Graphic: Paras Jain / Mint
Strategic crude oil reserves are a country’s answer to counter short-term supply disruptions. They are state-funded and meant to tackle emergency situations.
The third meeting of the five energy ministers will determine a joint response framework in Seoul.
“We have to work out a joint strategy,” said an official of India’s ministry of petroleum and natural gas, who didn’t want to be identified.
A joint strategy could promote regional and global energy security to counter supply disruptions. The first of the meetings to discuss the issue was held in Beijing in December 2006.
“This is a very important international development,” said another official at the petroleum ministry, who also did not want to be identified.
The Seoul meeting plans to address the growing concern that oil supplies will not be able to match demand and may cause severe disruptions such as high prices as the recent global financial crisis has led to reduced investment in the hydrocarbon sector.
“It is very important for significant stakeholders to work very closely together in a strategic partnership for smooth supply of resources, particularly at a time when a completely new international economic order is emerging,” said Monish Chatrath, executive director at consultancy firm Mazars India.

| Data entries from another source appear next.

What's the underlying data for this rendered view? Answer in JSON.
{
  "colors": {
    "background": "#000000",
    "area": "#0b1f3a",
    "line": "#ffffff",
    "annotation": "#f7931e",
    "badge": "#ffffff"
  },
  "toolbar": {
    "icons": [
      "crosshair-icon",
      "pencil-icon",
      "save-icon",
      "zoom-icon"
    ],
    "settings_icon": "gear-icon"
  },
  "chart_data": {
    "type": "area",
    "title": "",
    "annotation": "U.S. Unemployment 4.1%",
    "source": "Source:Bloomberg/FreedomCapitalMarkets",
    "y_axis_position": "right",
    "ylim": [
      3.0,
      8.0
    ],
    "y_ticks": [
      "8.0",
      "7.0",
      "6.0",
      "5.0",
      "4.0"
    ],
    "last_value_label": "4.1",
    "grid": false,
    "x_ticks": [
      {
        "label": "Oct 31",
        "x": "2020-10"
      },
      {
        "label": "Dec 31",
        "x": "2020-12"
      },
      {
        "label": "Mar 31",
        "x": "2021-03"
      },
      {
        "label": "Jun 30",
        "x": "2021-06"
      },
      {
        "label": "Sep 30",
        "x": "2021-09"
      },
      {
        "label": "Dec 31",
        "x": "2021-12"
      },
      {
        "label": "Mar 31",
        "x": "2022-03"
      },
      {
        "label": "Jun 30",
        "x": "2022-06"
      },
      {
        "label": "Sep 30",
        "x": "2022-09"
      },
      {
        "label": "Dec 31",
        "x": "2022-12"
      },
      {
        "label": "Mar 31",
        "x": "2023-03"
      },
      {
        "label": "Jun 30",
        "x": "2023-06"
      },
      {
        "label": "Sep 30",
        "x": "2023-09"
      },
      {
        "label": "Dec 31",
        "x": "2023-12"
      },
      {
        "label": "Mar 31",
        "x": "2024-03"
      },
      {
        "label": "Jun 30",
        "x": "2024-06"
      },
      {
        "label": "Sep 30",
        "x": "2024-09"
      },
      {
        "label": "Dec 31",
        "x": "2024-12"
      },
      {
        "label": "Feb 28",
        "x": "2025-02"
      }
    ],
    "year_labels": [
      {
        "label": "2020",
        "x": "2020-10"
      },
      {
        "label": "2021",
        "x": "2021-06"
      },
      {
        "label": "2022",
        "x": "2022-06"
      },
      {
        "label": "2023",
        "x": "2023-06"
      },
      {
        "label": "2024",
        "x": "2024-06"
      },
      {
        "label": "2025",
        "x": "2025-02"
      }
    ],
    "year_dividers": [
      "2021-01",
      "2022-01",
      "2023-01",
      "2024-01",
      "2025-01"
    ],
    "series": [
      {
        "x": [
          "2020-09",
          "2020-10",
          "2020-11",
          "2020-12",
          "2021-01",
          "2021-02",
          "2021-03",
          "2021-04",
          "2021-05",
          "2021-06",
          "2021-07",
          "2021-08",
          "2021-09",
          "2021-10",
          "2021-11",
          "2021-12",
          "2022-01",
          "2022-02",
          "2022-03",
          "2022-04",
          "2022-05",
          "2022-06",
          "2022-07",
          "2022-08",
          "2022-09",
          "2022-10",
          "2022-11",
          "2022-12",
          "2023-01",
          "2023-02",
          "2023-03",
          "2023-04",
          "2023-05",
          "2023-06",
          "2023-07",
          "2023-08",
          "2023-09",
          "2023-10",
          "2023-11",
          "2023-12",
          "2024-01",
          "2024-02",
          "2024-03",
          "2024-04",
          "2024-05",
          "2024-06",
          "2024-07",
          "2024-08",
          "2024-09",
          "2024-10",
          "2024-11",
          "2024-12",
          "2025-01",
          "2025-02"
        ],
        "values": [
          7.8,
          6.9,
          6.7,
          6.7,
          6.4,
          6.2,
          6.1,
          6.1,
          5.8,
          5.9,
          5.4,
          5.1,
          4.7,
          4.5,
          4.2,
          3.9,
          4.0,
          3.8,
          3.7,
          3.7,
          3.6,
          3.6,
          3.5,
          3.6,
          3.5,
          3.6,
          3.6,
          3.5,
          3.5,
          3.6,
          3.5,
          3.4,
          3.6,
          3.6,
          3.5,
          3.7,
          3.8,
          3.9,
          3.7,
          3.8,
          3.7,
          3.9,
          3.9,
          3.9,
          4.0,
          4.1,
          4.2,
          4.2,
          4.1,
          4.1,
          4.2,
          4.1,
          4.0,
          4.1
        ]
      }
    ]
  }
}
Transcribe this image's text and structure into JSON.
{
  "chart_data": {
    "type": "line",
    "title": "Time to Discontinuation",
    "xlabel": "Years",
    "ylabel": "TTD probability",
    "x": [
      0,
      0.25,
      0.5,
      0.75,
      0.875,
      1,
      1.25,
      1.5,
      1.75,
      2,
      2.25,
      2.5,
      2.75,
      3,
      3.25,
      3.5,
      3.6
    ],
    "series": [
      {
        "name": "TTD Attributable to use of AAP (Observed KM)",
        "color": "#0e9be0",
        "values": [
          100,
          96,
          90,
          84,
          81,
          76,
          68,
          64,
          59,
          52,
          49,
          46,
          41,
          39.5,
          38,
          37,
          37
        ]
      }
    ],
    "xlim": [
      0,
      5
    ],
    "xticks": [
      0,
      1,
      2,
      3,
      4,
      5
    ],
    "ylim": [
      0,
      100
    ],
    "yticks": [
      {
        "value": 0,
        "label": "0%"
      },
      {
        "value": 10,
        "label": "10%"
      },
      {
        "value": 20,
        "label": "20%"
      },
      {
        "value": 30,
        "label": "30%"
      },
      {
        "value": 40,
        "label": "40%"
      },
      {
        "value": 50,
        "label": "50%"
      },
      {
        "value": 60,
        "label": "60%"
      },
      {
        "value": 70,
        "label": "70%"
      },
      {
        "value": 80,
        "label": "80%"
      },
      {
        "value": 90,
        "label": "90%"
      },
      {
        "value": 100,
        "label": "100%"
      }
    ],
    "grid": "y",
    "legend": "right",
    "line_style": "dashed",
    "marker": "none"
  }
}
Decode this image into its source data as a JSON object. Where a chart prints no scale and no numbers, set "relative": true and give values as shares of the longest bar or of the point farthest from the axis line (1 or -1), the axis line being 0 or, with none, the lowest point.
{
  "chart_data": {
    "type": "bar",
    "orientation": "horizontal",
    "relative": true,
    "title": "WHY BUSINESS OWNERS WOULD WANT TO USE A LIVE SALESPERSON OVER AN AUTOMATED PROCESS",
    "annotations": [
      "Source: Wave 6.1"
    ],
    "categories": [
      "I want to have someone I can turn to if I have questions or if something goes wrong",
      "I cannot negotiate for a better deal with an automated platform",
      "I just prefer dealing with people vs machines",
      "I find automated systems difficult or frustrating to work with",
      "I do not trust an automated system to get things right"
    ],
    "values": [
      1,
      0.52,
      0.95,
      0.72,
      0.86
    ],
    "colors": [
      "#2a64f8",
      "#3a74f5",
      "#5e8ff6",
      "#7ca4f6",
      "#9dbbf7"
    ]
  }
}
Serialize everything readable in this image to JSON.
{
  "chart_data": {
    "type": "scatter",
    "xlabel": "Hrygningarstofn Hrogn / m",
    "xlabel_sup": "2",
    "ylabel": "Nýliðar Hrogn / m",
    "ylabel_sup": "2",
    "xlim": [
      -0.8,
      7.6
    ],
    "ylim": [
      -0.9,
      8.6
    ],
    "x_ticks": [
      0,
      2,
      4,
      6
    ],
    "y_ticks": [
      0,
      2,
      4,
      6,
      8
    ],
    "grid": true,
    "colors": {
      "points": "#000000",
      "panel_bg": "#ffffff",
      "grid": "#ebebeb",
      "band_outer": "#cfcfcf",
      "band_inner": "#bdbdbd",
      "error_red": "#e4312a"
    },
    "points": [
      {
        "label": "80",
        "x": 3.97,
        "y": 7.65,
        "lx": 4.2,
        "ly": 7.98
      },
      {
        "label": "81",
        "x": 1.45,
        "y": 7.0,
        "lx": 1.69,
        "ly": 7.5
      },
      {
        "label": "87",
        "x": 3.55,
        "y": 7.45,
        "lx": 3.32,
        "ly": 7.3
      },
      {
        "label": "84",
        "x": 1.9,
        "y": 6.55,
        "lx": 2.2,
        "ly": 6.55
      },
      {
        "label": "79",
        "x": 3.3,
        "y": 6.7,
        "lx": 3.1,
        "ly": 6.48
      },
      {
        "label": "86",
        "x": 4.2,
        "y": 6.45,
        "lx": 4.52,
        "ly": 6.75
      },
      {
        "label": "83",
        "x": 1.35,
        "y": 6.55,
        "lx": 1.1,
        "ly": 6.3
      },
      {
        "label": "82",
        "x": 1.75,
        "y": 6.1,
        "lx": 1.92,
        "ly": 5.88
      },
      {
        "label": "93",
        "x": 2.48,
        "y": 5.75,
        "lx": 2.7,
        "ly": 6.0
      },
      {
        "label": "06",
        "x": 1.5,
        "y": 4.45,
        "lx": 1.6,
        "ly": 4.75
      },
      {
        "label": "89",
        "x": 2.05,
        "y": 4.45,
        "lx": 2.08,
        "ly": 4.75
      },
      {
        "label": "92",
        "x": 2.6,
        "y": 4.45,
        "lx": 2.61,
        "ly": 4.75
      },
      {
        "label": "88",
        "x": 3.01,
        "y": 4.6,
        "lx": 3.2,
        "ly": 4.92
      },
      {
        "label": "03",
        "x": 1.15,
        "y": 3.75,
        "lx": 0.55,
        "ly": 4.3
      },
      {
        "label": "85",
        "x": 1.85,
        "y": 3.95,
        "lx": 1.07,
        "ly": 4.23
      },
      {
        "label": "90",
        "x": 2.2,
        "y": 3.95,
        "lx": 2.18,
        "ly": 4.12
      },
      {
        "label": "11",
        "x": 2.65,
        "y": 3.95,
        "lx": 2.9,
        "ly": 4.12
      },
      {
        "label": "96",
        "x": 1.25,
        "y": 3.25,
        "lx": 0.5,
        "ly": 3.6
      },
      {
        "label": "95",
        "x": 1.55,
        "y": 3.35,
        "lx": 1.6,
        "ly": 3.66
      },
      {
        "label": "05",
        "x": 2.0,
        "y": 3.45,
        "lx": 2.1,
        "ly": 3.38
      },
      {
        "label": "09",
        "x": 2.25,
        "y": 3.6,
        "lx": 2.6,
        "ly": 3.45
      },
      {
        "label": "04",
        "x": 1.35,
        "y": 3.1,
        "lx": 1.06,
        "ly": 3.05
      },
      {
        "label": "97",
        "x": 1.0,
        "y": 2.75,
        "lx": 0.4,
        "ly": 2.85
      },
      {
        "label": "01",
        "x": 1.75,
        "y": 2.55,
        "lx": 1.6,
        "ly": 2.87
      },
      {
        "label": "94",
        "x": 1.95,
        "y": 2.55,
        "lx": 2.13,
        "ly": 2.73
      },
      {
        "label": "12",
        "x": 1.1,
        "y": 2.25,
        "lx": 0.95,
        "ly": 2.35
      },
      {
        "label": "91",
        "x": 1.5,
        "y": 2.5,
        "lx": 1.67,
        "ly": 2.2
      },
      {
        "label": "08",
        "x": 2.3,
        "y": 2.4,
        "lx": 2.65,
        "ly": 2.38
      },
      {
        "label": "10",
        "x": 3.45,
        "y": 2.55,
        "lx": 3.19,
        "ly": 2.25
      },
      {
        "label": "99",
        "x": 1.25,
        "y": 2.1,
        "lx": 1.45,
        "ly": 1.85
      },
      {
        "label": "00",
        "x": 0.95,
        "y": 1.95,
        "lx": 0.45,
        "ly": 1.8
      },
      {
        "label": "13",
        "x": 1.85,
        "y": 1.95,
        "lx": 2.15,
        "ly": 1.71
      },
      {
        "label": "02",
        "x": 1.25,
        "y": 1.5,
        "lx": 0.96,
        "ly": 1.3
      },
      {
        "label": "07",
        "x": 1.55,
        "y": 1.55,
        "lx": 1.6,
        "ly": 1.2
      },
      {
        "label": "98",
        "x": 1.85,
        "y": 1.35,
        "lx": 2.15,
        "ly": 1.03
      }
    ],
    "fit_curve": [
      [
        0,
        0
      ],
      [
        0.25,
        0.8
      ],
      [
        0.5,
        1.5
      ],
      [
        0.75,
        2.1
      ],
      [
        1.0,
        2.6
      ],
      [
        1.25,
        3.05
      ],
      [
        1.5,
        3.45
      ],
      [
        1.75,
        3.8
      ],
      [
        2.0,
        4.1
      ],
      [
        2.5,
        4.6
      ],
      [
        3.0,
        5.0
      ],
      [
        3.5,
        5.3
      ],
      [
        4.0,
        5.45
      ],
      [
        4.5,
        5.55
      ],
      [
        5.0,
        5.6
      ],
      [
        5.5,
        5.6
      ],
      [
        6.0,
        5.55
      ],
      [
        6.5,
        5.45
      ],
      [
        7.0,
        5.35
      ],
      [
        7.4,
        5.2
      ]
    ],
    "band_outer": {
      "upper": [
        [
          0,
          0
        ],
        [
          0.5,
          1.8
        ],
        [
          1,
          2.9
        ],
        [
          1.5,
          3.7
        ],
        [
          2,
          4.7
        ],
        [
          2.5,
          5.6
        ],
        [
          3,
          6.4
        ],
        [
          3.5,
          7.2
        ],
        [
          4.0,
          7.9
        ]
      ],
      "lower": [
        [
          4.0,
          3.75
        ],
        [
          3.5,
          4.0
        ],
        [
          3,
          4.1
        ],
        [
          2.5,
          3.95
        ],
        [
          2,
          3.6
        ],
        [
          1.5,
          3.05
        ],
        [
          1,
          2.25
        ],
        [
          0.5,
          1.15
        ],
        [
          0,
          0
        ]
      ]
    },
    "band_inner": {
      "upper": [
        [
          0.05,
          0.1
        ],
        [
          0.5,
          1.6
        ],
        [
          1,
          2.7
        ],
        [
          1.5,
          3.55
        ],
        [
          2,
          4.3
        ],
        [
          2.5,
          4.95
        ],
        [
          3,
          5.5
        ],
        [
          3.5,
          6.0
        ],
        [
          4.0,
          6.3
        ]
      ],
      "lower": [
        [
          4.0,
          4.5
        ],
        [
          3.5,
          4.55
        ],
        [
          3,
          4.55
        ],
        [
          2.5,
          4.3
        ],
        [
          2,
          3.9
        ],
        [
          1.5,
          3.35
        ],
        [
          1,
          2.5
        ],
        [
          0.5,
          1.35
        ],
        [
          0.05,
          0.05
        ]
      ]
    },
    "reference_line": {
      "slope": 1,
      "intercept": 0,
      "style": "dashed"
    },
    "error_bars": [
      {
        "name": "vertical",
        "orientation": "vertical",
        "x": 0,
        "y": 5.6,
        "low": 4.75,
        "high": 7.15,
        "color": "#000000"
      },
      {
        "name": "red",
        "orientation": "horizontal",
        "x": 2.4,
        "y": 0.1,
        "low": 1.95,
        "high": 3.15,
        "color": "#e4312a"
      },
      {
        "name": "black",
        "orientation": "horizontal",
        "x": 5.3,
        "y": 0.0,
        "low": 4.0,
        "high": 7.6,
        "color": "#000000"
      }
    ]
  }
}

Nobuo Tanaka, chief of the International Energy Agency (IEA), said in a recent interview to Mint that he wants a lot of investments in upstream hydrocarbon sector to happen, “for decline of the current production level from the existing oil fields is a serious concern”. “We need a huge investment just to offset this decline,” he said.
The other areas of discussion include the facilitation of China and India’s entry into IEA, of which Japan, the US and South Korea are already members. A country that is a net importer of oil must maintain emergency oil reserves equivalent to at least 90 days of net imports to be eligible for IEA membership.
While the Japanese embassy did not comment on the matter citing unavailability of information, questions emailed to the embassies of China, South Korea and the US were unanswered at the time of going to press.
Nations have been cautious in disclosing the size of their strategic reserves. While the US Strategic Petroleum Reserve and the Japanese National Oil Co. maintain huge reserves, India is building three strategic storage facilities at Visakhapatnam, Mangalore and Padur with a combined capacity of five million tonnes, equivalent to around 14 days of consumption.
Countries such as India that are dependent on imports to meet their oil needs are particularly vulnerable to price volatility. India—the world’s fifth largest energy consumer—imports 75% of its requirements and accounts for around 3.5% of global consumption. Extreme volatility has marked the crude oil price, which reached a record $147 (Rs6,556 today) per barrel in July 2008, but has since fallen to around $82.
India has been inviting oil-producing West Asian nations to set up storage facilities on the country’s coastline to help them serve their energy markets in Asia such as Japan. In turn, the facilities will augment India’s oil storage infrastructure, helping it meet domestic demand in the event of any short-term disruption in supplies.